Terentius sent two generals with scutarii (shielded cavalry) familiar with the local terrain after Pap, an Armenian named Danielus and an Iberian named Barzimeres, who failed to capture Pap. The generals gave the excuse that Pap had used magical powers to avoid capture and used a dark cloud to mask his party, which is reminiscent of Faustus's claim that Pap was possessed by demons. This could have simply been an attack on Pap's character based on his sympathies towards Arians and pagans. Ammianus writes that Pap's subjects joyfully greeted their king's return, and that even after this assassination attempt Pap did not turn against the Roman Empire. Valens then ordered Traianus, Terentius's successor as comes et dux of Armenia, to gain Pap's confidence and murder him. A barbarian guard murdered Pap in 374 or 375 during a banquet which Traianus had organized for the young king. Ammianus describes the murder of Pap on Valens's orders as an unjustified and treacherous act, drawing parallels with the murder of the Quadi King Gabinius by Valentinian I and claiming that the ghost of Pap haunted many.

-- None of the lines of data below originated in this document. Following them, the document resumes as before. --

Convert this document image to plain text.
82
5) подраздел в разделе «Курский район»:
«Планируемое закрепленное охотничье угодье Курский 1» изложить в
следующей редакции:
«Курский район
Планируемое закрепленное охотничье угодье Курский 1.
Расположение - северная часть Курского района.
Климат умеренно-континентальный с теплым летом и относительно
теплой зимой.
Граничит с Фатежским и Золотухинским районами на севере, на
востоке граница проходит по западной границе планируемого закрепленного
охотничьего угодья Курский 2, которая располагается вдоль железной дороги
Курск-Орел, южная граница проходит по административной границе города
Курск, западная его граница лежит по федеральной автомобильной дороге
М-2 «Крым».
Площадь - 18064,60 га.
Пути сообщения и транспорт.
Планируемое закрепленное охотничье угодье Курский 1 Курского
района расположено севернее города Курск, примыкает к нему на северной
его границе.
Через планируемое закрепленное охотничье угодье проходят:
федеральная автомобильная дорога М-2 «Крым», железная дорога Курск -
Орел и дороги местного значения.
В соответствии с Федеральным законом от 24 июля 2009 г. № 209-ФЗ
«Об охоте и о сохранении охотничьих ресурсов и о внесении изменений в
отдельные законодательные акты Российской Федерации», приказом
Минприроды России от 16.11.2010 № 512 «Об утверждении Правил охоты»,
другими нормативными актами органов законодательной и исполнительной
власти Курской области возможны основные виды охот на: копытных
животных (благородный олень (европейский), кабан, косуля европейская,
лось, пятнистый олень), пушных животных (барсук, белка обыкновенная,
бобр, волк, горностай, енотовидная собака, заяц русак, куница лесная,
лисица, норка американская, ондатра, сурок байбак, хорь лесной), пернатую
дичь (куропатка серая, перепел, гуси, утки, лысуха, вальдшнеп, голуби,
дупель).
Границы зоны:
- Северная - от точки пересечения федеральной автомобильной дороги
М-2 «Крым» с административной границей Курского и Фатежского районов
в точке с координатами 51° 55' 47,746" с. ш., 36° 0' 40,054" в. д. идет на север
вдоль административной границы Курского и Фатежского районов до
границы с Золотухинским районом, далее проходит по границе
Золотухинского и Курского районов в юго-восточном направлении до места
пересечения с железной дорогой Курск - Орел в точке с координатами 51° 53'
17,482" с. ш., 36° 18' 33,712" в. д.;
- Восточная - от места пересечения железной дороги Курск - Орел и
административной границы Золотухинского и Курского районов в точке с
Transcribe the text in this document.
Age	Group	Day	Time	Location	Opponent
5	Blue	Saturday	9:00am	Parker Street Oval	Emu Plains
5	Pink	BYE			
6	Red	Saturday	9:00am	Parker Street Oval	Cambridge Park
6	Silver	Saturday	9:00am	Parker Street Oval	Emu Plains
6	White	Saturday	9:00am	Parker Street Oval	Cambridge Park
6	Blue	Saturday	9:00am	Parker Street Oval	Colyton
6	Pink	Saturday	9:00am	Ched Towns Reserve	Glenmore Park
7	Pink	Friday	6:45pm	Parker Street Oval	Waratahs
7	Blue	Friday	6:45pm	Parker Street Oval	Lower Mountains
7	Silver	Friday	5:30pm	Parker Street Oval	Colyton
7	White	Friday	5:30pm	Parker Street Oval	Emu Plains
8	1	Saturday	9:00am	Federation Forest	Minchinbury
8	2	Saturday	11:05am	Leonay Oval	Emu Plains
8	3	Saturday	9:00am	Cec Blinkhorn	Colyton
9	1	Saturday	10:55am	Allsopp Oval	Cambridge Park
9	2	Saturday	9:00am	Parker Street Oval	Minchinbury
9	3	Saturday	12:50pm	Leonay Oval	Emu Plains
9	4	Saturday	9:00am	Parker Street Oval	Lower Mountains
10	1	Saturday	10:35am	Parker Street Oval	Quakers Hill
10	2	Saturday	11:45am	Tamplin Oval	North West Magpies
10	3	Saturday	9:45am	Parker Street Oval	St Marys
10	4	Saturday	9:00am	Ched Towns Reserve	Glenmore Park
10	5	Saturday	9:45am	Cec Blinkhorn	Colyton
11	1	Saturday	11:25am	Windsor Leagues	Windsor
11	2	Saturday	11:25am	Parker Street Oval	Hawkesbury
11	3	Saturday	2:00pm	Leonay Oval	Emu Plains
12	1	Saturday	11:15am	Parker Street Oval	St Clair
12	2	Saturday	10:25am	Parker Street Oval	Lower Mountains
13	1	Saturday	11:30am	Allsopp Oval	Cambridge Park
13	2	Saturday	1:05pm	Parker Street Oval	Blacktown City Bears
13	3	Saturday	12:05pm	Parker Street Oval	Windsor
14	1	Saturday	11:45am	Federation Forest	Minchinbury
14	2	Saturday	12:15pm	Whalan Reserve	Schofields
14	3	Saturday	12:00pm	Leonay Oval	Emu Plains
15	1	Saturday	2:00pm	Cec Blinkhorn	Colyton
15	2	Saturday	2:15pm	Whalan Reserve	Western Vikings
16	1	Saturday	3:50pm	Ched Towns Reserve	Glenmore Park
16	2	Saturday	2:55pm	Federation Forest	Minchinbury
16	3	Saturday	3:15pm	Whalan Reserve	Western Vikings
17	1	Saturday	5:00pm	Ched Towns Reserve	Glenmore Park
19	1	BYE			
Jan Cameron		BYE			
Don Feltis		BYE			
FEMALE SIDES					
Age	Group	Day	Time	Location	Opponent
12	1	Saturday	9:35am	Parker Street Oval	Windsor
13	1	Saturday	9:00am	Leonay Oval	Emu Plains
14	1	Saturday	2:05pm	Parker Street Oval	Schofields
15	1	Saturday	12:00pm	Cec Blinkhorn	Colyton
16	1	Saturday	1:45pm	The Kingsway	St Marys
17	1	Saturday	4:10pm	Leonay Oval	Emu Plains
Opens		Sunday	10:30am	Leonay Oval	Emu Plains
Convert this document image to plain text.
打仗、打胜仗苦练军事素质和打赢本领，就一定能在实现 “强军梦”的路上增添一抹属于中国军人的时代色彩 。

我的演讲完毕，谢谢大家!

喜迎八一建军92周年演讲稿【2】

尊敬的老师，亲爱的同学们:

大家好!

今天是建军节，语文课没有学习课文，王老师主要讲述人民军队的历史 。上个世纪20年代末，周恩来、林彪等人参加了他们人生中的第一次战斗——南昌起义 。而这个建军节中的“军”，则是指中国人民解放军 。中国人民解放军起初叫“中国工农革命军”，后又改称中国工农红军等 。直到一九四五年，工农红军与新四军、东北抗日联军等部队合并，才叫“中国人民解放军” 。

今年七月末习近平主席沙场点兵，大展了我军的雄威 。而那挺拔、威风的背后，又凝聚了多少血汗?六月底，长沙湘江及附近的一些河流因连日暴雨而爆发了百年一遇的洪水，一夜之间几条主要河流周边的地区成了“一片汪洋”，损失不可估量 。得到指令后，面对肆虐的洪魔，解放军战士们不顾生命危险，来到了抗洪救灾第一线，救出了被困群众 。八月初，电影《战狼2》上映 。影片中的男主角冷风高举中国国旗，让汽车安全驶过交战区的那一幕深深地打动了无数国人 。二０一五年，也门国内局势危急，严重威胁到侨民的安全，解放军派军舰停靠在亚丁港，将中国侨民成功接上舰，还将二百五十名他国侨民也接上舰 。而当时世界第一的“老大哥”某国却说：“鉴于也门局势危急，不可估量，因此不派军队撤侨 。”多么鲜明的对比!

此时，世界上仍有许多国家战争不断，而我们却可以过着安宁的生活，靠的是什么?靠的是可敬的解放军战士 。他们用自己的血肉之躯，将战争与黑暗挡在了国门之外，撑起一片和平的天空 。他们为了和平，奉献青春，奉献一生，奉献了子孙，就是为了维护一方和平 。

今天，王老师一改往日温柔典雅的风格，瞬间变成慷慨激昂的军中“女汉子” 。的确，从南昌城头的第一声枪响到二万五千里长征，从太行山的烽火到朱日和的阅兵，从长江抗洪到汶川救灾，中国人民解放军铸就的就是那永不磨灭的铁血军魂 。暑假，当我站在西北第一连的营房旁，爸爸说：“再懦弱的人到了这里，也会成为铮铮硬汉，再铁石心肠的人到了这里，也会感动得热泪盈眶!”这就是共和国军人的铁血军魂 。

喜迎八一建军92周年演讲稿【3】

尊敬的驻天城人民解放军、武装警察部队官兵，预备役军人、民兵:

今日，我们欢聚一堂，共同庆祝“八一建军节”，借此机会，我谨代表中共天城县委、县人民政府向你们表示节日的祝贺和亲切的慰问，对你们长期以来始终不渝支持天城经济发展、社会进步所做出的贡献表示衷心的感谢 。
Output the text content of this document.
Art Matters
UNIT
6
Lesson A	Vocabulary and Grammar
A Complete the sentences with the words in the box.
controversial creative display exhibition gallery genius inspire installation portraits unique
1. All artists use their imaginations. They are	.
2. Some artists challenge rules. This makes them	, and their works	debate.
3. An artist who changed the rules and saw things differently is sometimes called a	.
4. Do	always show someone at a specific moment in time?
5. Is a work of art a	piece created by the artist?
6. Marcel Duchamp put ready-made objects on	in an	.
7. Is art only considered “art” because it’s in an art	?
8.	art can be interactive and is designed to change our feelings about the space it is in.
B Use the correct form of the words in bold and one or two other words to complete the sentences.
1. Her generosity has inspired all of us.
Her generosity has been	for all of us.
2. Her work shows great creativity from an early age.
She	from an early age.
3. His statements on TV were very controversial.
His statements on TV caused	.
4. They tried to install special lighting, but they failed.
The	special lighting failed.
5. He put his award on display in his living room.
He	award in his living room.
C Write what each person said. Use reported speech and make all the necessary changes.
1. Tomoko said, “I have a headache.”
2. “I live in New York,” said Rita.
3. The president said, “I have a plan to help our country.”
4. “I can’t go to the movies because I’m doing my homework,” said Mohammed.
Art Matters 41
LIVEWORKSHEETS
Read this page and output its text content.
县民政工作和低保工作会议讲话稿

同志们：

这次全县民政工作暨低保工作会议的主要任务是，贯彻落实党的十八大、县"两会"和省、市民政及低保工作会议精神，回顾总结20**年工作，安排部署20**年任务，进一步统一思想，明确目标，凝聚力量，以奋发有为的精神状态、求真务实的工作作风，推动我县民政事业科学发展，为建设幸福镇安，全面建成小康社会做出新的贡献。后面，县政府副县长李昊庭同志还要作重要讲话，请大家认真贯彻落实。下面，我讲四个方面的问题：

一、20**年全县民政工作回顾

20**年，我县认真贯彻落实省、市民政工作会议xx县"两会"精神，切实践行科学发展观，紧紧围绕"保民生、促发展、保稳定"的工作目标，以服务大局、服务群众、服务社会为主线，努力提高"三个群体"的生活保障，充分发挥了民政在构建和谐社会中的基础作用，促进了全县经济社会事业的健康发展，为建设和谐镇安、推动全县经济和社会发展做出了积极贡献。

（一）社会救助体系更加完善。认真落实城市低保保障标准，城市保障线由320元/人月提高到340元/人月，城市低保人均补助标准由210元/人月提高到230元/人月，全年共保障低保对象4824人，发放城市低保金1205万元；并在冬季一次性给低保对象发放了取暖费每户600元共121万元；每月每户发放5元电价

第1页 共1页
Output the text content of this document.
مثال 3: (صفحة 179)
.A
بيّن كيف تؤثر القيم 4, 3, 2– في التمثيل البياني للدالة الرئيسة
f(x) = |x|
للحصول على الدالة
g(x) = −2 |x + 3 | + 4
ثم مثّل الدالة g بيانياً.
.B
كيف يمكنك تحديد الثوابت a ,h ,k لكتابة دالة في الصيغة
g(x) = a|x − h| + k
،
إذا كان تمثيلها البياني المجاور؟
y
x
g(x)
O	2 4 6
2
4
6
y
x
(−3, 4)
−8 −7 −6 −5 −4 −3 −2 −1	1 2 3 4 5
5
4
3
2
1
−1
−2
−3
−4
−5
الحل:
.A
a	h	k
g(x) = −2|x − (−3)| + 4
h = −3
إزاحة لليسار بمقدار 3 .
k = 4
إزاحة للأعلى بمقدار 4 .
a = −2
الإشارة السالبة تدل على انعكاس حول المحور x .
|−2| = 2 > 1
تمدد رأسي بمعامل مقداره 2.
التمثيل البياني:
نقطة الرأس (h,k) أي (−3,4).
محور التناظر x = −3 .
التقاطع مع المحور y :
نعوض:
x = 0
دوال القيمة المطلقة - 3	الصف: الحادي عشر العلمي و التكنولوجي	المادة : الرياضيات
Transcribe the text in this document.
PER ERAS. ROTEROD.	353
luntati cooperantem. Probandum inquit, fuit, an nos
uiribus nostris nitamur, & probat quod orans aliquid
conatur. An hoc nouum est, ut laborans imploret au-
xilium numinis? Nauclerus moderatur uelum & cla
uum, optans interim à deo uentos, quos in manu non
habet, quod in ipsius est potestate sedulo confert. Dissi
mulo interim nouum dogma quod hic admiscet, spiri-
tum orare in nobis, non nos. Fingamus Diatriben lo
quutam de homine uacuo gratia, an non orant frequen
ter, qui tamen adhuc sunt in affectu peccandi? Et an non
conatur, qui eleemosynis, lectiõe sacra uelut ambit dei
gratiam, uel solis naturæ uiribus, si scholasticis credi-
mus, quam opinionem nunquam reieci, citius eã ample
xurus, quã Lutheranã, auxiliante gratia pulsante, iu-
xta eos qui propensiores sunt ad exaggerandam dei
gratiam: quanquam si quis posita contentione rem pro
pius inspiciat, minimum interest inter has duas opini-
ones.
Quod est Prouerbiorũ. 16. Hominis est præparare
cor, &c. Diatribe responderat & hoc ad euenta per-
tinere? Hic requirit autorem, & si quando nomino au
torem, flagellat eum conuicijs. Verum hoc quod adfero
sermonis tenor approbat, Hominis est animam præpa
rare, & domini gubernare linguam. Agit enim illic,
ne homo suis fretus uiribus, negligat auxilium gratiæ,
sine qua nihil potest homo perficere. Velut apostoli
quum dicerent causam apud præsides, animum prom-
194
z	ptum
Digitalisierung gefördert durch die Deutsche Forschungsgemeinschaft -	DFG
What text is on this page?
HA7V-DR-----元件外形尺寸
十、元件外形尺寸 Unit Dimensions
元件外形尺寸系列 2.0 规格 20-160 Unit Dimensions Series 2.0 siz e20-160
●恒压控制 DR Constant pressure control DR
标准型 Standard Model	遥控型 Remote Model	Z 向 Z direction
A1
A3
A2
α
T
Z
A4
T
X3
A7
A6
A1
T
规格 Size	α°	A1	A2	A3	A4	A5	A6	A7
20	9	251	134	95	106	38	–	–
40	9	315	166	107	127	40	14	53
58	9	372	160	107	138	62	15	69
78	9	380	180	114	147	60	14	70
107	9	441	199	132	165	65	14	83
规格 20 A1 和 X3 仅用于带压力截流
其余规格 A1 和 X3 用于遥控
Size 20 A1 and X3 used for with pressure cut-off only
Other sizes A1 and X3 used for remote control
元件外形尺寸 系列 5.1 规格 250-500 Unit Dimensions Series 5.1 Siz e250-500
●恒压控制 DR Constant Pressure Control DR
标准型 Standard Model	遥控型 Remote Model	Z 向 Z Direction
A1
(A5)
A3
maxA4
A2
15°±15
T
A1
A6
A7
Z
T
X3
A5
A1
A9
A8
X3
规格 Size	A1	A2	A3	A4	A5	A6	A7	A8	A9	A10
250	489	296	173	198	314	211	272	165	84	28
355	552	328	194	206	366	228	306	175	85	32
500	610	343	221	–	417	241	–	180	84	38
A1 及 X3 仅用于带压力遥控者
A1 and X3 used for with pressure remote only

The Armenian nakharars still loyal to Pap did little to protest the murder of the king because of the large Roman army present in Armenian territory. The new Roman nominee for king, Pap's nephew Varazdat (Varasdates), was accepted by virtually everyone. Varazdat had grown up in Rome and began to rule under the regency of Mushegh Mamikonian, as the Mamikonians were the chief pro-Roman noble house in Armenia. Shapur II had long been courting Pap and the latter's murder and replacement with a Roman nominee provoked Persian outrage; however, Shapur did not invade and took only diplomatic action.

==Marriage and issue==
Pap married an Armenian noblewoman called Zarmandukht, who bore him two sons: Arshak (Arsaces) III and Vagharshak (Vologases). Pap's sons were later made co-rulers of Armenia by sparapet Manuel Mamikonian after he forced Pap's successor Varazdat to flee the country. Additionally, some scholars believe Varazdat to have been the illegitimate child of Pap.

==Historiography==
The classical Armenian historians are hostile to Pap and ascribe to him an array of sins, chief among which being the murder of Nerses I. Faustus of Byzantium, drawing from epical sources, depicts Pap as totally evil and possessed by demons (dewkʻ) from birth, which caused him to commit sins such as sodomy and bestiality. This attitude toward Pap has been explained by the king's troublesome relationship with the Armenian Church, caused by his promotion of Arianism and efforts to limit the church's power and influence. The Roman historian Ammianus Marcellinus, who, unlike the classical Armenian historians, was a contemporary of Pap, presents a more favorable image of the young king, whom he praises for his bravery and cleverness and describes as being welcomed "with the greatest joy by his subjects" after escaping the first assassination attempt against him. Later Armenian historians reevaluated Pap in a positive light, considering him an unjust victim of pro-church historians and valuing his attempts to strengthen the Armenian monarchy and pursue an independent foreign policy under difficult circumstances. Several of the "evil deeds" ascribed to Pap by Faustus were reinterpreted as the king's efforts to stabilize and repopulate the war-torn Kingdom of Armenia. Some other modern historians have evaluated Pap less positively. In Noel Lenski's view, Pap likely struggled to rule a kingdom that was still recovering from the destruction wrought by Shapur II, leading him to make poor decisions that ultimately led to his downfall.

==Cultural depictions==
- Pap is a character in the tragedy Nerses the Great, Patron of Armenia written in 1857, by the 19th-century Armenian playwright, actor and editor, Sargis Vanandetsi (Sargis Mirzayan).